Eu não vou dizer que não estivesse com medo - rárá, eu estava
MORTA de medo!
Eu não sou kamikaze - estava doida pra ajudar, mas sabia que tínhamos limitações. Ia vendo a previsão do tempo a cada meia hora, e combinamos que a qualquer sinal de perigo, deslizamento ou coisa assim, voltaríamos.
Afinal, não adiantaria nada nos colocarmos em perigo e acabarmos atrapalhando tendo que ser socorridos também, como me lembrou duramente um amigo cético. Recebi tantos avisos preocupados para não ir que fiquei apreensiva - uma pessoa me perguntou "
por quê" a gente tinha que ir.
A gente não "
tinha", mas...
por que não ir? Cada um doava o que podia e queria, nem que fosse uma oração - nós queríamos doar nosso tempo.
A gente sempre sofre com essas tragédias, e assiste horrorizado, doido pra poder estar lá e ajudar - essa foi no nosso "quintal de casa", a pouquíssimas horas daqui, num lugar que adorávamos. Foi difícil resistir.

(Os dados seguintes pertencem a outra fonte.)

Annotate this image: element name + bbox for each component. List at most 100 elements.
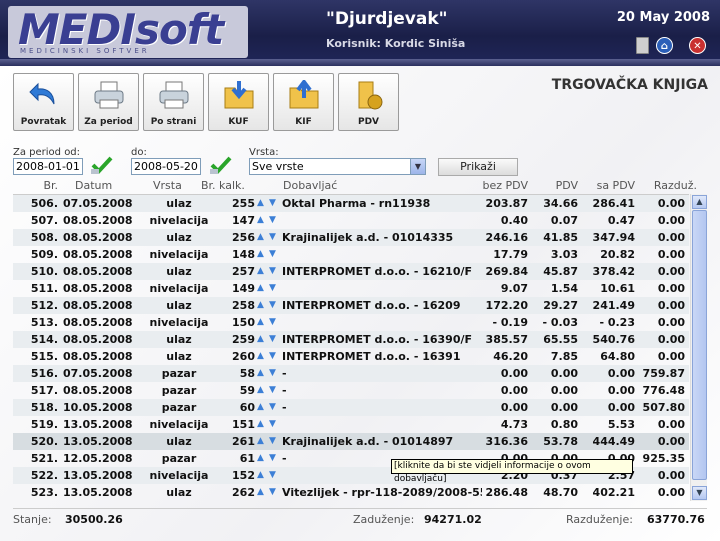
move-down-icon[interactable]: ▼ — [269, 365, 276, 382]
row-gross: - 0.23 — [599, 316, 635, 329]
table-row[interactable]: 515. 08.05.2008 ulaz 260 ▲ ▼ INTERPROMET d.o.o… — [13, 348, 689, 365]
move-down-icon[interactable]: ▼ — [269, 467, 276, 484]
print-page-button[interactable]: Po strani — [143, 73, 204, 131]
row-supplier[interactable]: - — [282, 399, 482, 416]
table-row[interactable]: 511. 08.05.2008 nivelacija 149 ▲ ▼ 9.07 1.54 10.… — [13, 280, 689, 297]
print-period-label: Za period — [84, 117, 133, 127]
row-supplier[interactable]: - — [282, 365, 482, 382]
move-down-icon[interactable]: ▼ — [269, 450, 276, 467]
print-period-button[interactable]: Za period — [78, 73, 139, 131]
move-down-icon[interactable]: ▼ — [269, 212, 276, 229]
move-up-icon[interactable]: ▲ — [257, 314, 264, 331]
table-row[interactable]: 523. 13.05.2008 ulaz 262 ▲ ▼ Vitezlijek - rpr-… — [13, 484, 689, 501]
move-up-icon[interactable]: ▲ — [257, 280, 264, 297]
move-up-icon[interactable]: ▲ — [257, 416, 264, 433]
move-down-icon[interactable]: ▼ — [269, 229, 276, 246]
row-supplier[interactable]: - — [282, 382, 482, 399]
col-pdv: PDV — [555, 179, 578, 192]
table-row[interactable]: 509. 08.05.2008 nivelacija 148 ▲ ▼ 17.79 3.03 20… — [13, 246, 689, 263]
row-number: 515. — [30, 350, 58, 363]
move-up-icon[interactable]: ▲ — [257, 365, 264, 382]
move-up-icon[interactable]: ▲ — [257, 331, 264, 348]
home-icon[interactable]: ⌂ — [656, 37, 673, 54]
row-supplier[interactable]: Vitezlijek - rpr-118-2089/2008-552 — [282, 484, 482, 501]
move-up-icon[interactable]: ▲ — [257, 229, 264, 246]
move-down-icon[interactable]: ▼ — [269, 246, 276, 263]
row-supplier[interactable]: INTERPROMET d.o.o. - 16209 — [282, 297, 482, 314]
move-down-icon[interactable]: ▼ — [269, 195, 276, 212]
kif-button[interactable]: KIF — [273, 73, 334, 131]
move-down-icon[interactable]: ▼ — [269, 433, 276, 450]
table-row[interactable]: 512. 08.05.2008 ulaz 258 ▲ ▼ INTERPROMET d.o.o… — [13, 297, 689, 314]
move-down-icon[interactable]: ▼ — [269, 331, 276, 348]
from-date-field[interactable]: 2008-01-01 — [13, 158, 83, 175]
table-row[interactable]: 517. 08.05.2008 pazar 59 ▲ ▼ - 0.00 0.00 0.00 776.… — [13, 382, 689, 399]
row-gross: 444.49 — [592, 435, 635, 448]
stanje-label: Stanje: — [13, 513, 52, 526]
table-row[interactable]: 507. 08.05.2008 nivelacija 147 ▲ ▼ 0.40 0.07 0.4… — [13, 212, 689, 229]
move-up-icon[interactable]: ▲ — [257, 433, 264, 450]
row-supplier[interactable]: INTERPROMET d.o.o. - 16210/F — [282, 263, 482, 280]
move-down-icon[interactable]: ▼ — [269, 297, 276, 314]
table-row[interactable]: 508. 08.05.2008 ulaz 256 ▲ ▼ Krajinalijek a.d.… — [13, 229, 689, 246]
table-row[interactable]: 510. 08.05.2008 ulaz 257 ▲ ▼ INTERPROMET d.o.o… — [13, 263, 689, 280]
stanje-value: 30500.26 — [65, 513, 123, 526]
checkmark-icon[interactable] — [209, 155, 233, 175]
row-vat: 1.54 — [550, 282, 578, 295]
move-up-icon[interactable]: ▲ — [257, 399, 264, 416]
move-up-icon[interactable]: ▲ — [257, 246, 264, 263]
pdv-button[interactable]: PDV — [338, 73, 399, 131]
row-calc-number: 61 — [239, 452, 255, 465]
table-row[interactable]: 513. 08.05.2008 nivelacija 150 ▲ ▼ - 0.19 - 0.0… — [13, 314, 689, 331]
move-down-icon[interactable]: ▼ — [269, 416, 276, 433]
show-button[interactable]: Prikaži — [438, 158, 518, 176]
row-razduz: 0.00 — [657, 231, 685, 244]
move-down-icon[interactable]: ▼ — [269, 280, 276, 297]
checkmark-icon[interactable] — [90, 155, 114, 175]
move-up-icon[interactable]: ▲ — [257, 450, 264, 467]
move-up-icon[interactable]: ▲ — [257, 382, 264, 399]
row-razduz: 0.00 — [657, 299, 685, 312]
table-row[interactable]: 519. 13.05.2008 nivelacija 151 ▲ ▼ 4.73 0.80 5.5… — [13, 416, 689, 433]
move-down-icon[interactable]: ▼ — [269, 314, 276, 331]
table-row[interactable]: 506. 07.05.2008 ulaz 255 ▲ ▼ Oktal Pharma - rn… — [13, 195, 689, 212]
close-icon[interactable]: ✕ — [689, 37, 706, 54]
move-up-icon[interactable]: ▲ — [257, 467, 264, 484]
row-calc-number: 149 — [232, 282, 255, 295]
to-date-field[interactable]: 2008-05-20 — [131, 158, 201, 175]
move-up-icon[interactable]: ▲ — [257, 484, 264, 501]
back-button[interactable]: Povratak — [13, 73, 74, 131]
table-row[interactable]: 516. 07.05.2008 pazar 58 ▲ ▼ - 0.00 0.00 0.00 759.… — [13, 365, 689, 382]
row-number: 509. — [30, 248, 58, 261]
scrollbar[interactable]: ▲ ▼ — [690, 194, 707, 501]
move-down-icon[interactable]: ▼ — [269, 484, 276, 501]
table-row[interactable]: 514. 08.05.2008 ulaz 259 ▲ ▼ INTERPROMET d.o.o… — [13, 331, 689, 348]
move-up-icon[interactable]: ▲ — [257, 195, 264, 212]
row-supplier[interactable]: Krajinalijek a.d. - 01014897 — [282, 433, 482, 450]
type-select[interactable]: Sve vrste ▼ — [249, 158, 426, 175]
scroll-thumb[interactable] — [692, 210, 707, 480]
move-down-icon[interactable]: ▼ — [269, 382, 276, 399]
row-calc-number: 148 — [232, 248, 255, 261]
scroll-down-icon[interactable]: ▼ — [692, 486, 707, 500]
kuf-button[interactable]: KUF — [208, 73, 269, 131]
row-vat: 45.87 — [543, 265, 578, 278]
row-supplier[interactable]: INTERPROMET d.o.o. - 16390/F — [282, 331, 482, 348]
chevron-down-icon[interactable]: ▼ — [410, 159, 425, 174]
move-up-icon[interactable]: ▲ — [257, 263, 264, 280]
row-supplier[interactable]: INTERPROMET d.o.o. - 16391 — [282, 348, 482, 365]
move-down-icon[interactable]: ▼ — [269, 348, 276, 365]
move-down-icon[interactable]: ▼ — [269, 399, 276, 416]
row-razduz: 0.00 — [657, 418, 685, 431]
row-vat: 0.80 — [550, 418, 578, 431]
move-up-icon[interactable]: ▲ — [257, 212, 264, 229]
row-supplier[interactable]: Oktal Pharma - rn11938 — [282, 195, 482, 212]
table-row[interactable]: 520. 13.05.2008 ulaz 261 ▲ ▼ Krajinalijek a.d.… — [13, 433, 689, 450]
table-row[interactable]: 518. 10.05.2008 pazar 60 ▲ ▼ - 0.00 0.00 0.00 507.… — [13, 399, 689, 416]
move-up-icon[interactable]: ▲ — [257, 348, 264, 365]
calculator-icon[interactable] — [636, 37, 649, 54]
move-down-icon[interactable]: ▼ — [269, 263, 276, 280]
scroll-up-icon[interactable]: ▲ — [692, 195, 707, 209]
move-up-icon[interactable]: ▲ — [257, 297, 264, 314]
row-supplier[interactable]: Krajinalijek a.d. - 01014335 — [282, 229, 482, 246]
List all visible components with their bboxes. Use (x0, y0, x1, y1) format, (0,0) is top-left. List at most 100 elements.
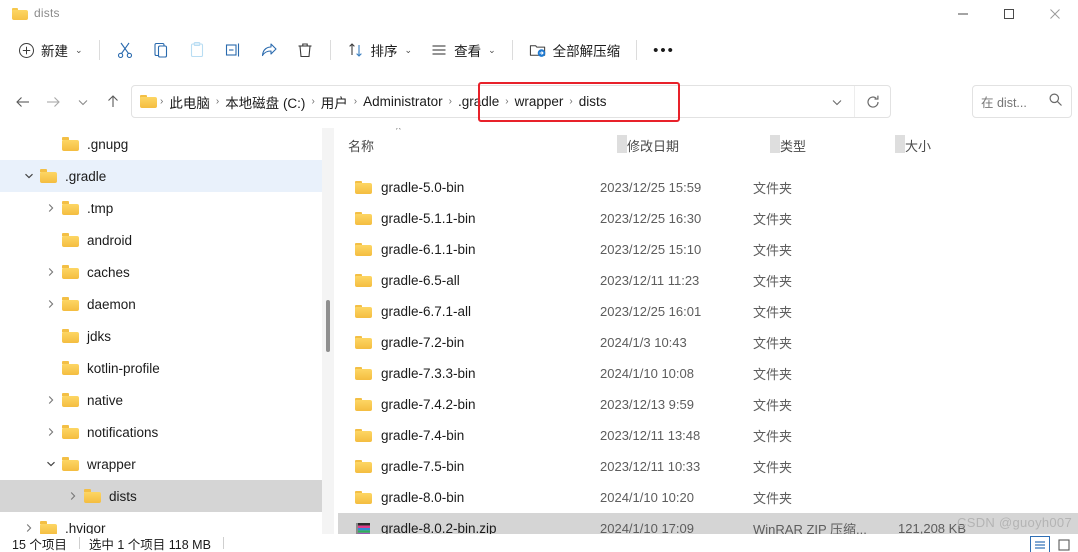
folder-icon (355, 273, 372, 288)
forward-button[interactable] (38, 87, 68, 117)
chevron-down-icon[interactable] (18, 160, 40, 192)
file-row[interactable]: gradle-6.1.1-bin 2023/12/25 15:10 文件夹 (338, 234, 1078, 265)
twisty-placeholder (40, 352, 62, 384)
file-date-cell: 2023/12/11 11:23 (600, 273, 700, 288)
chevron-right-icon[interactable] (40, 384, 62, 416)
tree-item-android[interactable]: android (0, 224, 328, 256)
address-dropdown-button[interactable] (820, 86, 854, 117)
trash-icon (296, 41, 314, 59)
search-input[interactable]: 在 dist... (981, 92, 1048, 111)
up-button[interactable] (98, 87, 128, 117)
refresh-button[interactable] (854, 86, 890, 117)
tree-item-dists[interactable]: dists (0, 480, 328, 512)
file-row[interactable]: gradle-7.2-bin 2024/1/3 10:43 文件夹 (338, 327, 1078, 358)
address-bar[interactable]: › 此电脑 › 本地磁盘 (C:) › 用户 › Administrator ›… (131, 85, 891, 118)
paste-button[interactable] (179, 34, 215, 66)
copy-button[interactable] (143, 34, 179, 66)
new-button[interactable]: 新建 ⌄ (8, 34, 92, 66)
more-options-button[interactable]: ••• (644, 34, 684, 66)
file-name-cell: gradle-7.4-bin (338, 428, 600, 443)
tree-item-dot-tmp[interactable]: .tmp (0, 192, 328, 224)
tree-item-notifications[interactable]: notifications (0, 416, 328, 448)
tree-item-label: daemon (87, 296, 136, 312)
folder-icon (355, 242, 372, 257)
tree-item-jdks[interactable]: jdks (0, 320, 328, 352)
column-divider[interactable] (895, 135, 905, 153)
column-header-type[interactable]: 类型 (770, 135, 895, 155)
column-header-size[interactable]: 大小 (895, 135, 987, 155)
breadcrumb-wrapper[interactable]: wrapper (510, 94, 569, 109)
rename-button[interactable] (215, 34, 251, 66)
file-date-cell: 2023/12/25 16:30 (600, 211, 702, 226)
search-box[interactable]: 在 dist... (972, 85, 1072, 118)
navigation-tree[interactable]: .gnupg .gradle .tmp android caches daemon jdks… (0, 128, 328, 536)
close-button[interactable] (1032, 0, 1078, 28)
cut-button[interactable] (107, 34, 143, 66)
breadcrumb-local-disk[interactable]: 本地磁盘 (C:) (220, 92, 310, 112)
column-header-date[interactable]: 修改日期 (617, 135, 770, 155)
file-row[interactable]: gradle-6.7.1-all 2023/12/25 16:01 文件夹 (338, 296, 1078, 327)
tree-item-dot-gnupg[interactable]: .gnupg (0, 128, 328, 160)
column-header-name[interactable]: 名称 ^ (338, 128, 617, 155)
tree-item-wrapper[interactable]: wrapper (0, 448, 328, 480)
share-button[interactable] (251, 34, 287, 66)
file-row[interactable]: gradle-8.0-bin 2024/1/10 10:20 文件夹 (338, 482, 1078, 513)
view-mode-toggles (1030, 536, 1074, 552)
column-divider[interactable] (770, 135, 780, 153)
file-row[interactable]: gradle-6.5-all 2023/12/11 11:23 文件夹 (338, 265, 1078, 296)
back-button[interactable] (8, 87, 38, 117)
toolbar-divider (98, 40, 100, 60)
chevron-right-icon[interactable] (40, 416, 62, 448)
watermark-text: CSDN @guoyh007 (957, 515, 1072, 530)
file-row[interactable]: gradle-7.5-bin 2023/12/11 10:33 文件夹 (338, 451, 1078, 482)
chevron-right-icon[interactable] (62, 480, 84, 512)
breadcrumb-gradle[interactable]: .gradle (453, 94, 504, 109)
status-item-count: 15 个项目 (12, 537, 67, 552)
rename-icon (224, 41, 242, 59)
file-name-label: gradle-7.2-bin (381, 335, 465, 350)
window-controls (940, 0, 1078, 28)
chevron-right-icon[interactable] (40, 192, 62, 224)
file-row[interactable]: gradle-5.1.1-bin 2023/12/25 16:30 文件夹 (338, 203, 1078, 234)
tree-item-daemon[interactable]: daemon (0, 288, 328, 320)
recent-locations-button[interactable] (68, 87, 98, 117)
folder-icon (355, 180, 372, 195)
file-row[interactable]: gradle-7.4.2-bin 2023/12/13 9:59 文件夹 (338, 389, 1078, 420)
details-view-button[interactable] (1030, 536, 1050, 552)
window-tab-dists[interactable]: dists (4, 0, 68, 26)
tree-item-native[interactable]: native (0, 384, 328, 416)
tree-item-dot-hvigor[interactable]: .hvigor (0, 512, 328, 536)
breadcrumb-dists[interactable]: dists (574, 94, 612, 109)
chevron-right-icon[interactable] (40, 256, 62, 288)
file-row[interactable]: gradle-7.4-bin 2023/12/11 13:48 文件夹 (338, 420, 1078, 451)
breadcrumb-administrator[interactable]: Administrator (358, 94, 448, 109)
file-row[interactable]: gradle-5.0-bin 2023/12/25 15:59 文件夹 (338, 172, 1078, 203)
folder-icon (355, 428, 372, 443)
minimize-button[interactable] (940, 0, 986, 28)
column-divider[interactable] (617, 135, 627, 153)
breadcrumb-this-pc[interactable]: 此电脑 (164, 92, 215, 112)
extract-all-button[interactable]: 全部解压缩 (520, 34, 630, 66)
delete-button[interactable] (287, 34, 323, 66)
tree-item-kotlin-profile[interactable]: kotlin-profile (0, 352, 328, 384)
chevron-down-icon[interactable] (40, 448, 62, 480)
toolbar-divider-2 (329, 40, 331, 60)
sort-button[interactable]: 排序 ⌄ (338, 34, 422, 66)
tree-item-dot-gradle[interactable]: .gradle (0, 160, 328, 192)
large-icons-view-button[interactable] (1054, 536, 1074, 552)
tree-item-caches[interactable]: caches (0, 256, 328, 288)
partial-scrolled-row[interactable] (338, 160, 1078, 172)
file-list-pane[interactable]: 名称 ^ 修改日期 类型 大小 gradle-5.0-bin 2023/12/25… (338, 128, 1078, 536)
sidebar-scrollbar-thumb[interactable] (326, 300, 330, 352)
folder-icon (355, 397, 372, 412)
breadcrumb-users[interactable]: 用户 (316, 92, 353, 112)
view-button[interactable]: 查看 ⌄ (421, 34, 505, 66)
maximize-button[interactable] (986, 0, 1032, 28)
sort-ascending-icon: ^ (396, 128, 401, 136)
twisty-placeholder (40, 128, 62, 160)
file-explorer-window: dists 新建 ⌄ 排序 ⌄ 查看 ⌄ 全部解压缩 ••• › 此电脑 › 本… (0, 0, 1078, 552)
chevron-right-icon[interactable] (18, 512, 40, 536)
chevron-right-icon[interactable] (40, 288, 62, 320)
tree-item-label: .tmp (87, 200, 114, 216)
file-row[interactable]: gradle-7.3.3-bin 2024/1/10 10:08 文件夹 (338, 358, 1078, 389)
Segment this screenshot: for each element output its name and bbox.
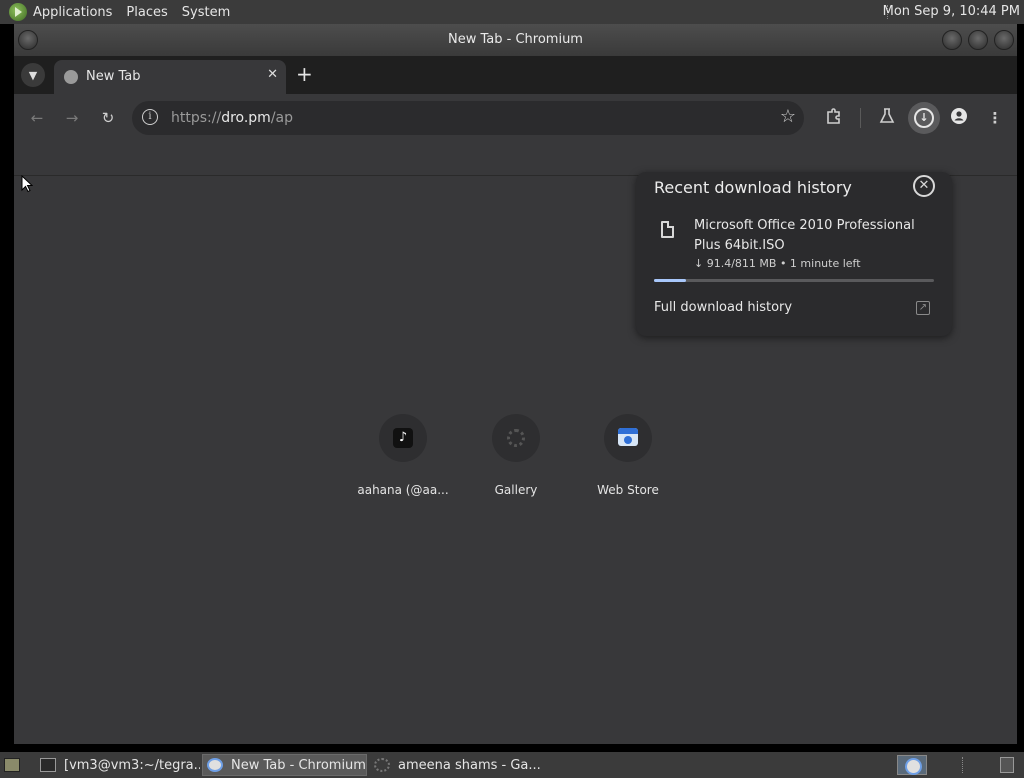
terminal-icon	[40, 758, 56, 772]
menu-system[interactable]: System	[182, 5, 230, 20]
shortcut-tile-gallery[interactable]: Gallery	[468, 414, 564, 497]
download-status: ↓ 91.4/811 MB • 1 minute left	[694, 257, 861, 270]
file-icon	[661, 221, 674, 238]
tray-chromium-icon[interactable]	[897, 755, 927, 775]
web-store-icon	[618, 428, 638, 446]
url-path: /ap	[270, 110, 294, 126]
reload-icon[interactable]: ↻	[97, 107, 119, 129]
chromium-icon	[207, 758, 223, 772]
download-bubble-heading: Recent download history	[654, 178, 852, 197]
tiktok-icon: ♪	[393, 428, 413, 448]
taskbar-item-chromium[interactable]: New Tab - Chromium	[202, 754, 367, 776]
download-icon: ↓	[914, 108, 934, 128]
download-progress-fill	[654, 279, 686, 282]
address-bar[interactable]: i https://dro.pm/ap ☆	[132, 101, 804, 135]
back-arrow-icon[interactable]: ←	[26, 107, 48, 129]
bookmarks-bar	[14, 142, 1017, 176]
shortcut-tile-tiktok[interactable]: ♪ aahana (@aa...	[355, 414, 451, 497]
maximize-button[interactable]	[968, 30, 988, 50]
download-button[interactable]: ↓	[908, 102, 940, 134]
bookmark-star-icon[interactable]: ☆	[780, 106, 796, 127]
bottom-taskbar: [vm3@vm3:~/tegra... New Tab - Chromium a…	[0, 752, 1024, 778]
new-tab-button[interactable]: +	[296, 62, 313, 86]
taskbar-item-label: New Tab - Chromium	[231, 757, 366, 773]
profile-icon[interactable]	[948, 107, 970, 129]
gallery-icon	[507, 429, 525, 447]
url-scheme: https://	[171, 110, 222, 126]
full-download-history-link[interactable]: Full download history	[654, 300, 792, 315]
close-icon[interactable]: ✕	[913, 175, 935, 197]
download-file-name[interactable]: Microsoft Office 2010 Professional Plus …	[694, 216, 930, 256]
taskbar-item-label: ameena shams - Ga...	[398, 757, 540, 773]
toolbar-separator	[860, 108, 861, 128]
show-desktop-icon[interactable]	[4, 758, 20, 772]
tab-label: New Tab	[86, 69, 141, 84]
distro-logo-icon[interactable]	[9, 3, 27, 21]
top-panel: Applications Places System Mon Sep 9, 10…	[0, 0, 1024, 24]
labs-flask-icon[interactable]	[876, 107, 898, 129]
chevron-down-icon: ▼	[28, 68, 38, 82]
shortcut-name: Gallery	[494, 483, 538, 497]
minimize-button[interactable]	[942, 30, 962, 50]
trash-icon[interactable]	[1000, 757, 1014, 773]
shortcut-icon-circle: ♪	[379, 414, 427, 462]
url-text[interactable]: https://dro.pm/ap	[171, 110, 293, 126]
tab-close-icon[interactable]: ✕	[267, 67, 278, 82]
globe-icon	[64, 70, 78, 84]
shortcut-name: Web Store	[597, 483, 659, 497]
tab-strip: ▼ New Tab ✕ +	[14, 56, 1017, 94]
browser-window: New Tab - Chromium ▼ New Tab ✕ + ← → ↻ i…	[14, 24, 1017, 744]
shortcut-tile-web-store[interactable]: Web Store	[580, 414, 676, 497]
window-title: New Tab - Chromium	[448, 32, 583, 47]
shortcut-icon-circle	[492, 414, 540, 462]
extensions-icon[interactable]	[823, 107, 845, 129]
taskbar-item-gallery[interactable]: ameena shams - Ga...	[370, 754, 540, 776]
taskbar-item-terminal[interactable]: [vm3@vm3:~/tegra...	[36, 754, 200, 776]
browser-toolbar: ← → ↻ i https://dro.pm/ap ☆ ↓ ⋮	[14, 94, 1017, 142]
taskbar-item-label: [vm3@vm3:~/tegra...	[64, 757, 200, 773]
shortcut-name: aahana (@aa...	[357, 483, 449, 497]
tab-search-button[interactable]: ▼	[21, 63, 45, 87]
open-external-icon[interactable]: ↗	[916, 301, 930, 315]
tab-new-tab[interactable]: New Tab ✕	[54, 60, 286, 94]
forward-arrow-icon[interactable]: →	[61, 107, 83, 129]
window-close-button[interactable]	[994, 30, 1014, 50]
download-bubble: Recent download history ✕ Microsoft Offi…	[636, 172, 952, 336]
panel-clock[interactable]: Mon Sep 9, 10:44 PM	[883, 4, 1020, 19]
gallery-icon	[374, 758, 390, 772]
download-progress-bar	[654, 279, 934, 282]
menu-applications[interactable]: Applications	[33, 5, 112, 20]
site-info-icon[interactable]: i	[142, 109, 158, 125]
tray-separator	[962, 757, 963, 773]
menu-places[interactable]: Places	[126, 5, 167, 20]
window-titlebar[interactable]: New Tab - Chromium	[14, 24, 1017, 56]
kebab-menu-icon[interactable]: ⋮	[984, 107, 1006, 129]
url-host: dro.pm	[221, 110, 271, 126]
shortcut-icon-circle	[604, 414, 652, 462]
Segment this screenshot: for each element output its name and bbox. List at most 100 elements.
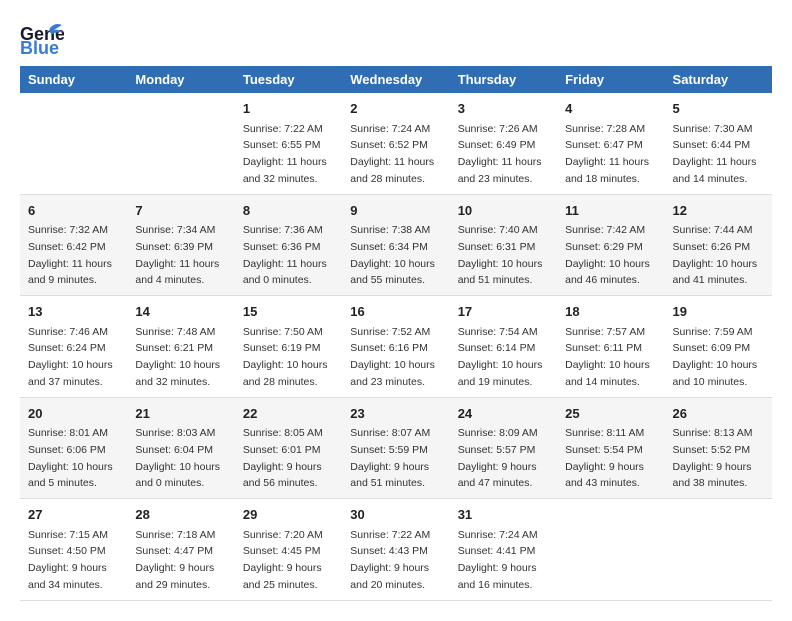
sunset-info: Sunset: 6:44 PM: [673, 139, 751, 151]
sunset-info: Sunset: 4:50 PM: [28, 545, 106, 557]
sunset-info: Sunset: 6:47 PM: [565, 139, 643, 151]
sunrise-info: Sunrise: 7:24 AM: [350, 123, 430, 135]
day-number: 21: [135, 404, 226, 424]
week-row-4: 20 Sunrise: 8:01 AM Sunset: 6:06 PM Dayl…: [20, 397, 772, 499]
week-row-2: 6 Sunrise: 7:32 AM Sunset: 6:42 PM Dayli…: [20, 194, 772, 296]
day-number: 10: [458, 201, 549, 221]
daylight-info: Daylight: 10 hours and 37 minutes.: [28, 359, 113, 388]
day-number: 9: [350, 201, 441, 221]
daylight-info: Daylight: 9 hours and 43 minutes.: [565, 461, 644, 490]
sunrise-info: Sunrise: 7:34 AM: [135, 224, 215, 236]
sunset-info: Sunset: 6:36 PM: [243, 241, 321, 253]
day-number: 12: [673, 201, 764, 221]
day-number: 3: [458, 99, 549, 119]
sunset-info: Sunset: 6:21 PM: [135, 342, 213, 354]
column-header-wednesday: Wednesday: [342, 66, 449, 93]
sunset-info: Sunset: 5:57 PM: [458, 444, 536, 456]
day-number: 2: [350, 99, 441, 119]
sunrise-info: Sunrise: 7:57 AM: [565, 326, 645, 338]
page-header: General Blue: [20, 20, 772, 56]
daylight-info: Daylight: 10 hours and 32 minutes.: [135, 359, 220, 388]
day-number: 27: [28, 505, 119, 525]
day-cell: [665, 499, 772, 601]
sunrise-info: Sunrise: 7:30 AM: [673, 123, 753, 135]
day-cell: 27 Sunrise: 7:15 AM Sunset: 4:50 PM Dayl…: [20, 499, 127, 601]
day-number: 20: [28, 404, 119, 424]
day-number: 26: [673, 404, 764, 424]
daylight-info: Daylight: 11 hours and 18 minutes.: [565, 156, 649, 185]
daylight-info: Daylight: 10 hours and 28 minutes.: [243, 359, 328, 388]
sunrise-info: Sunrise: 8:01 AM: [28, 427, 108, 439]
sunrise-info: Sunrise: 7:40 AM: [458, 224, 538, 236]
sunrise-info: Sunrise: 7:18 AM: [135, 529, 215, 541]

Nosso grupo era formado por mim, pelo B e pelos amigos
Fábio, Fábio Lima, Gabi, Terta e
Daniel.
A estrada estava inacreditavelmente tranquila e limpa, e chegamos lá muito cedo. Fomos direto pra Defesa Civil, de onde fomos encaminhados: nós, as 3 mulheres, acabamos no ginásio
PEDRÃO, que tanto apareceu nos jornais, e os homens saíram em missões junto com a
CRUZ VERMELHA.
No
PEDRÃO... vocês não fazem ideia!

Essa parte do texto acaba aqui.